This post almost slipped up on me. Despite being clearly written in my agenda for today, I had just ignored my colorful Erin Condren stickers reminding me to write this reading challenge update. Had begun working on posts that will publish later in the week instead.
February’s “Book by Book” prompt was ‘a love story’.
Really planned to try to move away from my fascination, bordering on compulsion to read books set during World War II. After all, had enjoyed reading something with a more contemporary setting for last month’s prompt, ‘something cozy’, reviewed here.
The Lost Wife
But when I read the reviews of The Lost Wife, I knew I’d found my love story. While this is a marital love story, it is so much more. It’s World War II setting, specifically the Terezin prison camp, was what initially drew me to The Lost Wife.
The Fine Print
- Paperback: 368 pages
- Publisher: Berkley; Original edition (September 6, 2011)
- Language: English
- ISBN-10: 042524413X
- Goodreads average customer review: 4.2 out of 5 stars
- Amazon average customer review:
New York Times bestselling author Kristin Hannah ~ “A truly beautiful heartfelt story…I couldn’t put it down once I started it. Ms. Richman is a very special talent.” [source]
RT Book Reviews ~ “Richman paints a beautiful, though heart-wrenching, picture of Jewish life in Prague and Terezin during WWII…this endearing novel deserves a place on the shelf next to other unforgettable sagas.” [source]
Goodreads summarized it like this:
In pre-war Prague, the dreams of two young lovers are shattered when they are separated by the Nazi invasion. Then, decades later, thousands of miles away in New York, there’s an inescapable glance of recognition between two strangers…
Providence is giving Lenka and Josef one more chance. From the glamorous ease of life in Prague before the Occupation, to the horrors of Nazi Europe, The Lost Wife explores the power of first love, the resilience of the human spirit- and the strength of memory. [source]
The Lost Wife turned out to be so much more than a ‘love story’.
She always told us there were two types of women. Those who are lit from the outside and those who are lit from within. The first needs the shimmer of a diamond to make her sparkle, but for the other, her beauty is illuminated through the sheer light of her soul.
Didn’t realize that I would be reading multiple love stories when I began the book. But author Alyson Richman weaves together stories of parental love, marital love and the love between siblings and friends into a heart-wrenching yet heart-warming read. The heart of this story is based on a conversation overheard by the author in a beauty salon. Richman expanded the vignette she overheard into a story of love lost then rediscovered.
While I purchased the Audible version of this book, I wound up actually reading it myself which was possibly more satisfying as it somehow seemed important to touch the book and turn the pages. It made me somehow feel I was reaching out to and almost touching the characters. In reading The Lost Wife, I am reminded of Polacco’s The Christmas Tapestry (a must-read children’s book), read my review, here, and I Never Saw Another Butterfly, Hana Volavková’s collection of poetry and art created by the children of Terezin. Here are a few of those poems.
The Lost Wife is a story for anyone who loves well-researched historical fiction, a love story, and a happily ever after.

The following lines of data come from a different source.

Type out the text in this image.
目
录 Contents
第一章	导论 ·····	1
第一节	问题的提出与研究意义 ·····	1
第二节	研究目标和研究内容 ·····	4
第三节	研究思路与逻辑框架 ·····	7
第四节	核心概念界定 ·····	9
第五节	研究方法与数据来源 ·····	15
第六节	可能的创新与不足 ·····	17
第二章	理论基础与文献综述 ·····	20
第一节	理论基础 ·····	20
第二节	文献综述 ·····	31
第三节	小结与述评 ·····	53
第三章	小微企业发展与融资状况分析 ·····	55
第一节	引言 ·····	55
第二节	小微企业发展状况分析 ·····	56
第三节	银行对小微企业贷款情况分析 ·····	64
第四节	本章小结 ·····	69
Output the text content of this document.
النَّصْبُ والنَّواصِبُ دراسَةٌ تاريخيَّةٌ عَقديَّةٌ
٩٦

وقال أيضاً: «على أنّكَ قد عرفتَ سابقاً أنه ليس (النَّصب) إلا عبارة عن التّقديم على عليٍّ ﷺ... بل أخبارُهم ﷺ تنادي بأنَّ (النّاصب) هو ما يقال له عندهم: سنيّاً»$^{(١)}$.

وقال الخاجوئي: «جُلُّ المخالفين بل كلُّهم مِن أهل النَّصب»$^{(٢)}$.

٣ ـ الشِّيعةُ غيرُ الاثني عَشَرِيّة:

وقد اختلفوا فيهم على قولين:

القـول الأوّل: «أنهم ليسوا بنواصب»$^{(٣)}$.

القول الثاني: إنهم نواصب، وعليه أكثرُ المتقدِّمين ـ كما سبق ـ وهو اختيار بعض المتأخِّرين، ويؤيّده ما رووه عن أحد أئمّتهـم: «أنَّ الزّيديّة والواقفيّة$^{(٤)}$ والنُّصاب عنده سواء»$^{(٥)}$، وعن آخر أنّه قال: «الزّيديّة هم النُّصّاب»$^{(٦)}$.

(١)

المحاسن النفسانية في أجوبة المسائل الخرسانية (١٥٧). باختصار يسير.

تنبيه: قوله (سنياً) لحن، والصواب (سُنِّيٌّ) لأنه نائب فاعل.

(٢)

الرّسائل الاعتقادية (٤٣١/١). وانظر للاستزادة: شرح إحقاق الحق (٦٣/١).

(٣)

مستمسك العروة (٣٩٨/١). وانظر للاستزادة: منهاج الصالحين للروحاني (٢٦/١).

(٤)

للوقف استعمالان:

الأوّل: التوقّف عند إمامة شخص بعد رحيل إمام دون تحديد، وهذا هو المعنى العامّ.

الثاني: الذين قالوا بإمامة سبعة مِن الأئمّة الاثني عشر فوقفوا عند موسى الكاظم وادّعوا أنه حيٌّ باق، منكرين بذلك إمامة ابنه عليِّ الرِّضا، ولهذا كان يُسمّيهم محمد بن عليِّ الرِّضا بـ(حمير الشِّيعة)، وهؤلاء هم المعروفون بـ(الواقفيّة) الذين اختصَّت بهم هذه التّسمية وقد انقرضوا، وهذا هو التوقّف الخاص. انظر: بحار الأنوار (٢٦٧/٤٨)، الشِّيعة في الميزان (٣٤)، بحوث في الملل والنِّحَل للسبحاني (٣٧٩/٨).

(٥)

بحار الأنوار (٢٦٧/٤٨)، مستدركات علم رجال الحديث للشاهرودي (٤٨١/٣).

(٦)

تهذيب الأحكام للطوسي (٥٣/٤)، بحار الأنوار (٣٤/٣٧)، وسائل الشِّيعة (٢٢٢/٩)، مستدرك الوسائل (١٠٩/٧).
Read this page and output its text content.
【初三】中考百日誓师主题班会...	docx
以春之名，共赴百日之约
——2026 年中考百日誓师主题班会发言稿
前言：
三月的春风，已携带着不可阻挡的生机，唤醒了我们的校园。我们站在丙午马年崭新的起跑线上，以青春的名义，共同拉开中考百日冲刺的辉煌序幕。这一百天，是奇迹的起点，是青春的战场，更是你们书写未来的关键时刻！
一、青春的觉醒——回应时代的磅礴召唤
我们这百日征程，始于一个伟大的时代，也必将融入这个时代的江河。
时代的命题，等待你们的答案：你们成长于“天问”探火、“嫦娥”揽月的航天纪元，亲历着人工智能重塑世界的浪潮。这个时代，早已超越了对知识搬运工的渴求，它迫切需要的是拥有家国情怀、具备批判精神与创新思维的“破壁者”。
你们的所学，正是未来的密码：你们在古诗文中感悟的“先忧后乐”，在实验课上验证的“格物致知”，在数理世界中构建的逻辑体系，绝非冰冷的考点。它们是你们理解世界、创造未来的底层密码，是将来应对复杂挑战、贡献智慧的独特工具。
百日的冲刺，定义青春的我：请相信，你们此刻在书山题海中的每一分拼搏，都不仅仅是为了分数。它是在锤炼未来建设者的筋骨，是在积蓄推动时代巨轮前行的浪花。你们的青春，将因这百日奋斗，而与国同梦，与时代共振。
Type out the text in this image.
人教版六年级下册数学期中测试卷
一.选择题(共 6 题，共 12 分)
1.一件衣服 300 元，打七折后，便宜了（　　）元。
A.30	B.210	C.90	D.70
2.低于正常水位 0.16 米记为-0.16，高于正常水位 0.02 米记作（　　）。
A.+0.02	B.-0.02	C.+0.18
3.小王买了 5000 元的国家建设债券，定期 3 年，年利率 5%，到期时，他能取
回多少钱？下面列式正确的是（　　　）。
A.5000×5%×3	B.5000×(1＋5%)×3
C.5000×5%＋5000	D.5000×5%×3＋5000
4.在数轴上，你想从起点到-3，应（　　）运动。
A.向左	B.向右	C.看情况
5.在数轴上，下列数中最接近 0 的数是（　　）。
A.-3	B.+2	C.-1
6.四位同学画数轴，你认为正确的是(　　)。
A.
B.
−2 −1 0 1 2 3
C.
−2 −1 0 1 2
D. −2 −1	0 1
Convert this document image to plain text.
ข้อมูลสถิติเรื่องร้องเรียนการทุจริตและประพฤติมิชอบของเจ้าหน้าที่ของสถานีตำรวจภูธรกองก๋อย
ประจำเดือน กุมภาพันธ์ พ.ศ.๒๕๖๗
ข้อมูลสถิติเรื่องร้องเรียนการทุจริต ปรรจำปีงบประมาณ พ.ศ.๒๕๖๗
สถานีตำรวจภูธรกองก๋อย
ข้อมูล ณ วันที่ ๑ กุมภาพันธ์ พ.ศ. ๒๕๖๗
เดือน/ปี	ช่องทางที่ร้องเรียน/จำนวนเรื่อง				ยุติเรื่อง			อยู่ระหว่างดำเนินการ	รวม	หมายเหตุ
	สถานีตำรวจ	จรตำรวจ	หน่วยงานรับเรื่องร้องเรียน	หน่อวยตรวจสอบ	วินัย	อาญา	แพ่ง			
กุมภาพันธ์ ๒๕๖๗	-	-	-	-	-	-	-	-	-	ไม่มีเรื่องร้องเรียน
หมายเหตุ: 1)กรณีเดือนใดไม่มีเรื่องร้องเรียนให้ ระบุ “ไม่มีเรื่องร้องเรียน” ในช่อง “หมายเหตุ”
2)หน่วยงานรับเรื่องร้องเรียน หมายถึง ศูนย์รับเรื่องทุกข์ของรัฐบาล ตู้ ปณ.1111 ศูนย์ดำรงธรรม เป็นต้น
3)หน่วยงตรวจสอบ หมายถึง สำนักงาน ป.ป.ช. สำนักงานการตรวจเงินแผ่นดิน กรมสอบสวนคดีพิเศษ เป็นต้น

If you’ve been hanging out with me over here and/or in real life for any length of time, you know that I feel a real connection to World War II. My family laughs that I think I am Anne Frank reincarnated. To the contrary, took a quiz just today on Facebook that says I was Albert Einstein in a former life. So there, PC!
I always incorporated the Holocaust into my library lessons with my fifth graders. Had them make butterflies for a collection curated by the Houston Holocaust Museum. Each butterfly representing a child lost to genocide during the war. Volunteered, shortly after retirement, at the El Paso Holocaust Museum and Study Center, setting up their library.
Whether my connection to the Holocaust is real or imagined, it is genuine to me.
Please follow this link to a set of book discussion questions provided by The Jewish Book Council. There you’ll even find even a reader’s theater script.
Meet Alyson Richman on her website, here. And how ’bout her new book The Velvet Hours? Oh, my gravy!! Heading to Goodreads right now to add it to my to-read list.
Tell me true, do you have a favorite love story…other than your own? Would love to add it to my ever-growing to-read list. And won’t you share a little about what you are reading right now?
Please come back again on 03.16 when I will be reviewing my March read for the “Book Girl Magic Reading Challenge” prompt ‘true story’. Mark your calendars! The “Book by Book” reading challenge prompt for March is a book with a green cover. I am following that prompt loosely. Teal is a shade of green, right? Will be linking up again with Kristen and Rachel for that review 04.03.2018.
Off to clean house, on one foot. The doctor scolded me yesterday and said I have to keep wearing this ortho shoe another week. Foot is bruised and swollen. I would like to think FROM the orthopedic shoe. Thank you for stopping by. Leave me a “hi”, please, so I know you were here. Kind of like graffiti in the bathroom!